3.        “No he venido a llamar a conversión a justos, sino a pecadores” (San Lucas 9, 32).
Esta Santa Misa de Exequias que celebramos, la ofrecemos en sufragio de nuestro hermano que retorna a la Casa del Padre Eterno, a la vez que oramos por el consuelo espiritual de sus padres, familiares y amistades.

Si bien, toda celebración eucarística encierra la gratitud, la alabanza, la imploración por las gracias necesarias, la petición del perdón por los pecados conscientemente cometidos, al momento de recibir la Hostia Santa constatamos que verdaderamente es el Pan que da la vida en abundancia, el único capaz de nutrir el alma y la familia cuando las fuerzas se ven debilitadas.

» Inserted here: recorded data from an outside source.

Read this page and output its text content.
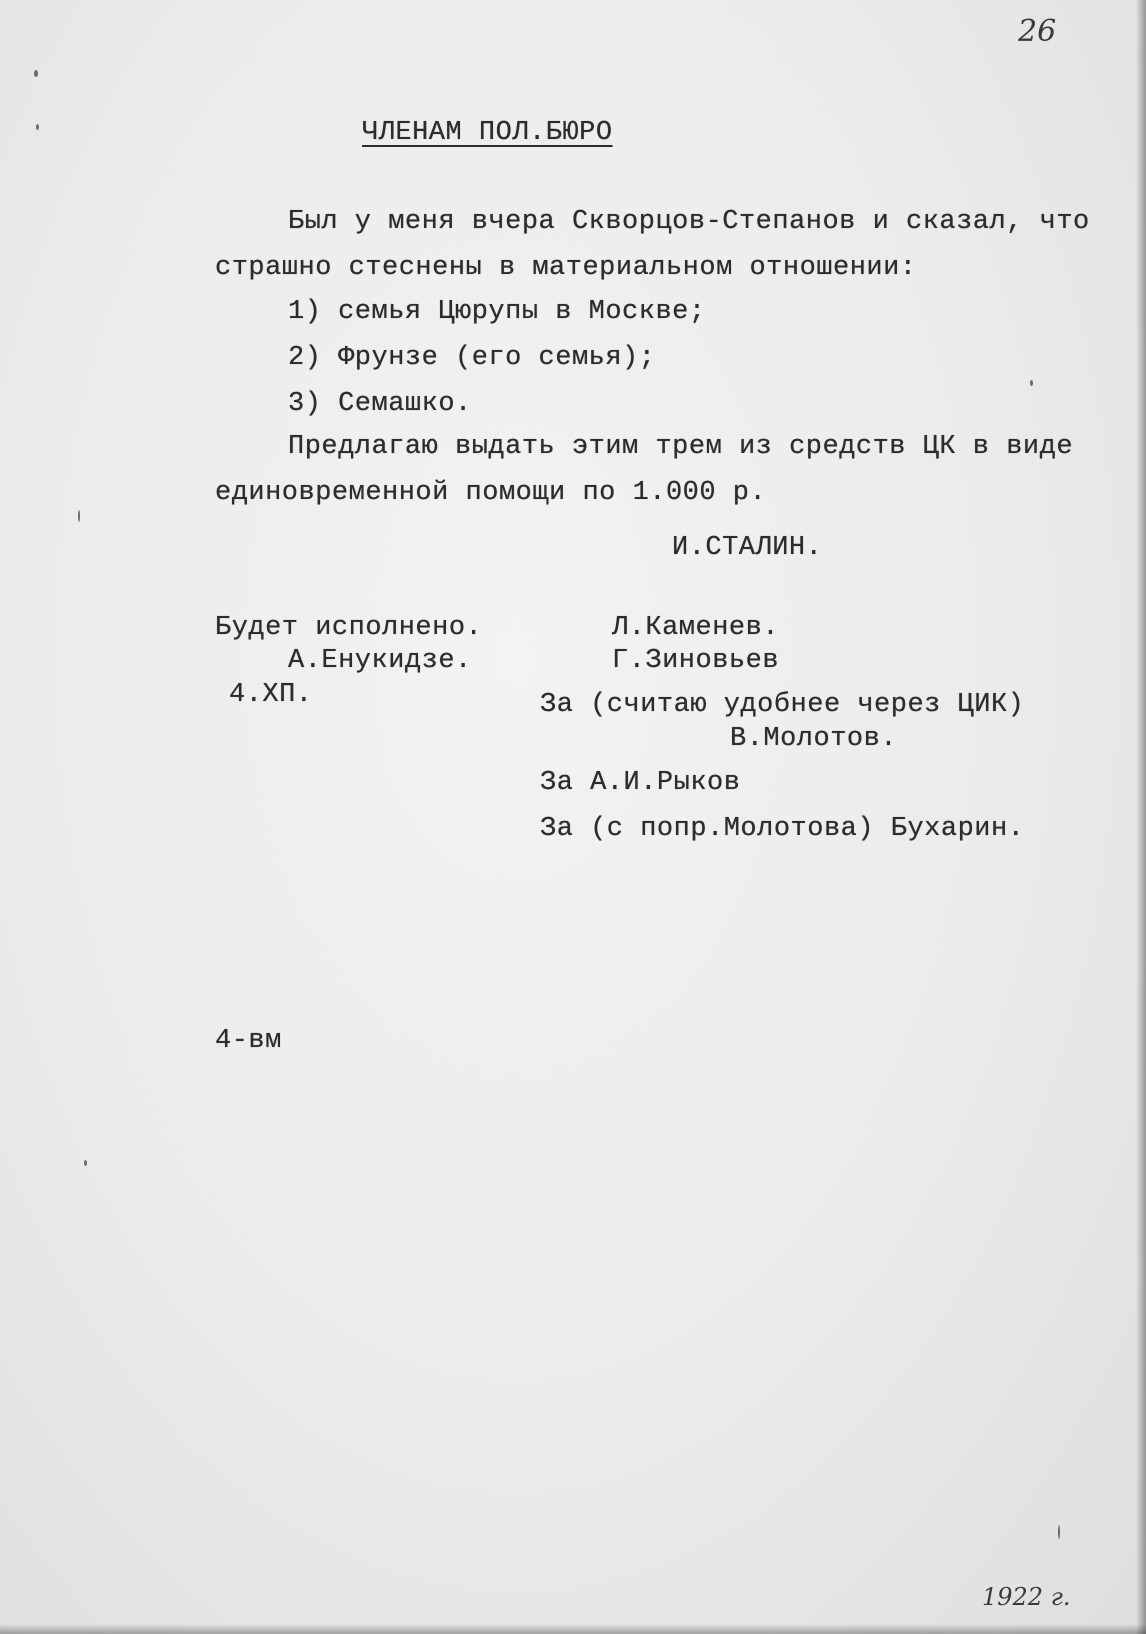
26
ЧЛЕНАМ ПОЛ.БЮРО
Был у меня вчера Скворцов-Степанов и сказал, что
страшно стеснены в материальном отношении:
1) семья Цюрупы в Москве;
2) Фрунзе (его семья);
3) Семашко.
Предлагаю выдать этим трем из средств ЦК в виде
единовременной помощи по 1.000 р.
И.СТАЛИН.
Будет исполнено.
А.Енукидзе.
4.ХП.
Л.Каменев.
Г.Зиновьев
За (считаю удобнее через ЦИК)
В.Молотов.
За А.И.Рыков
За (с попр.Молотова) Бухарин.
4-вм
1922 г.
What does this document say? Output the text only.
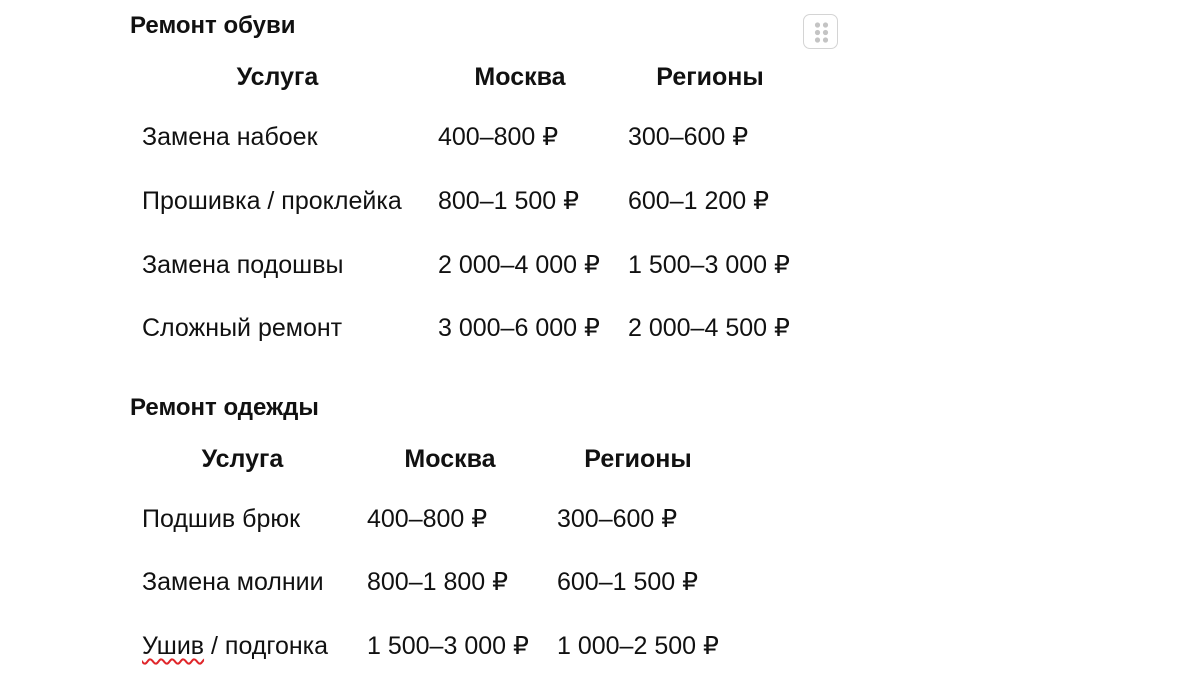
Ремонт обуви
Услуга	Москва	Регионы
Замена набоек	400–800 ₽	300–600 ₽
Прошивка / проклейка 800–1 500 ₽ 600–1 200 ₽
Замена подошвы	2 000–4 000 ₽ 1 500–3 000 ₽
Сложный ремонт	3 000–6 000 ₽ 2 000–4 500 ₽
Ремонт одежды
Услуга	Москва	Регионы
Подшив брюк	400–800 ₽	300–600 ₽
Замена молнии 800–1 800 ₽ 600–1 500 ₽
Ушив / подгонка 1 500–3 000 ₽ 1 000–2 500 ₽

Por ello, teniendo presente las promesas del Señor que confirió a la oración un poder ilimitado,  resulta un imperativo pedir por los padres de nuestro hermano que hoy, en el mismo espíritu del patriarca Abrahan ofrecen a quien les fue ofrecido, toda vez que Dios al momento de crear el alma de nuestro hermano lo colocó al cuidado de sus padres quienes, con generosidad lo esperaron, con abnegación lo cuidaron y con esperanza hoy lo colocan en las manos del Buen Padre. En efecto: “Nos hiciste para Ti Señor, e inquieto estará nuestro corazón mientras no descanse en Ti”.

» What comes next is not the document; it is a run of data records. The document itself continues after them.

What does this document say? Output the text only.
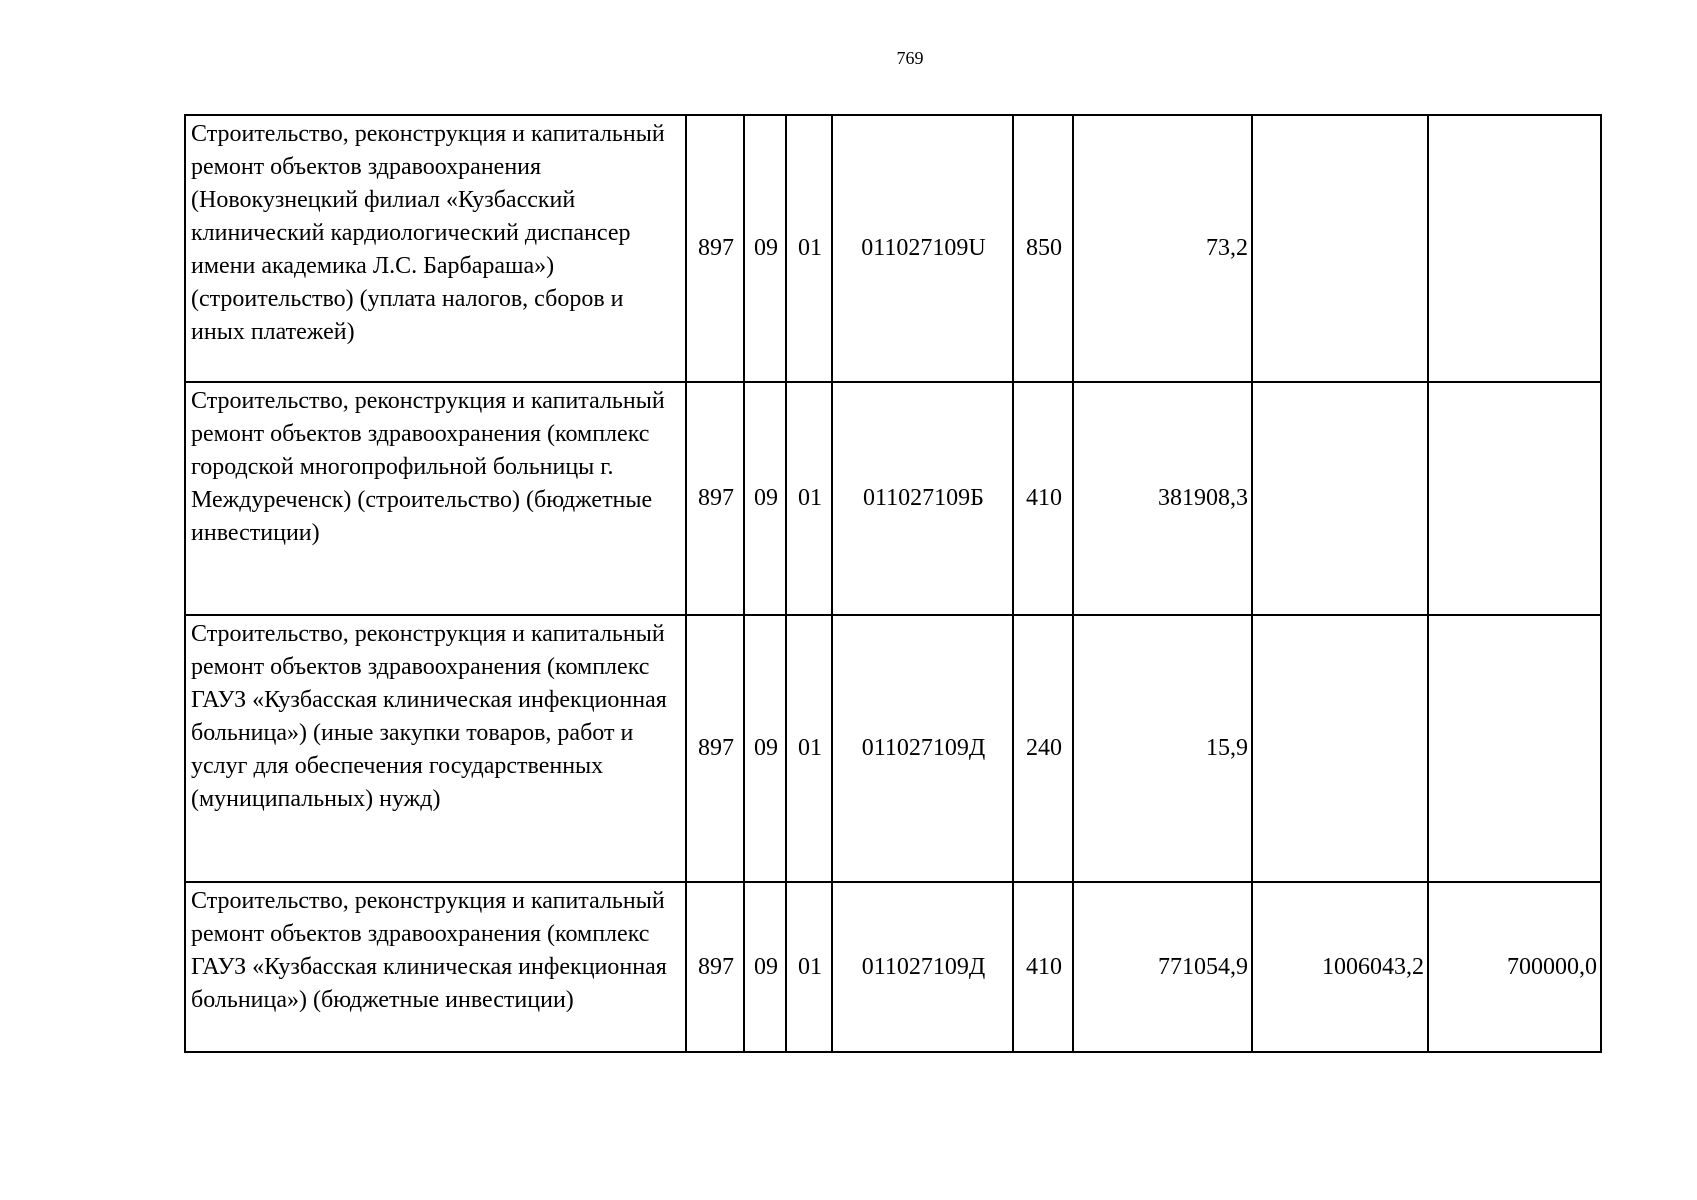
769
Строительство, реконструкция и капитальный ремонт объектов здравоохранения (Новокузнецкий филиал «Кузбасский клинический кардиологический диспансер имени академика Л.С. Барбараша») (строительство) (уплата налогов, сборов и иных платежей)	897	09	01	011027109U	850	73,2		
Строительство, реконструкция и капитальный ремонт объектов здравоохранения (комплекс городской многопрофильной больницы г. Междуреченск) (строительство) (бюджетные инвестиции)	897	09	01	011027109Б	410	381908,3		
Строительство, реконструкция и капитальный ремонт объектов здравоохранения (комплекс ГАУЗ «Кузбасская клиническая инфекционная больница») (иные закупки товаров, работ и услуг для обеспечения государственных (муниципальных) нужд)	897	09	01	011027109Д	240	15,9		
Строительство, реконструкция и капитальный ремонт объектов здравоохранения (комплекс ГАУЗ «Кузбасская клиническая инфекционная больница») (бюджетные инвестиции)	897	09	01	011027109Д	410	771054,9	1006043,2	700000,0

Como padres de familia han sabido interpretar fidedignamente el amor de Dios no sólo para sus hijos, sino que de manera ejemplar, no exentos de dudas e incertidumbres, son un modelo fidedigno para tantos que, con ocasión de tomar la Cruz lo hacen unilateralmente olvidando que en su condición de esposos son uno sólo al momento de subir al Gólgota como al instante de reconocer la evidencia del sepulcro vacío. Sin duda, no quedará exento de un premio muy grande en el Cielo y en la tierra la dedicación con que ambos se esmeraron en cuidar a vuestro hijo, lo cual ciertamente conoció de fortalezas e incertidumbres, nunca de claudicación siempre de abnegación.

Sólo desde la fe hoy constatamos que las mismas lágrimas de una momentánea despedida se transforman en las lágrimas ante la bienvenida que recibe por quienes, no por un tiempo, sino para siempre le acompañarán adorando a Quien sólo no puede dejar de amar a aquel que un día no dejó de crear.
Nuestra mirada se di
rige entonces, hacia la Virgen María, que en esta parroquia se venera bajo la advocación de Nuestra Señora de las Mercedes, en cuyo regazo nadie sobra y en cuyo corazón todos ocupamos un lugar principal. Imploramos que la delicadeza del alma de la Madre de Dios, constituida llena de gracia y medianera universal de toda gracia, presente el corazón privilegiado de nuestro hermano ante el Señor de la  Divina Misericordia. ¡Viva Cristo Rey!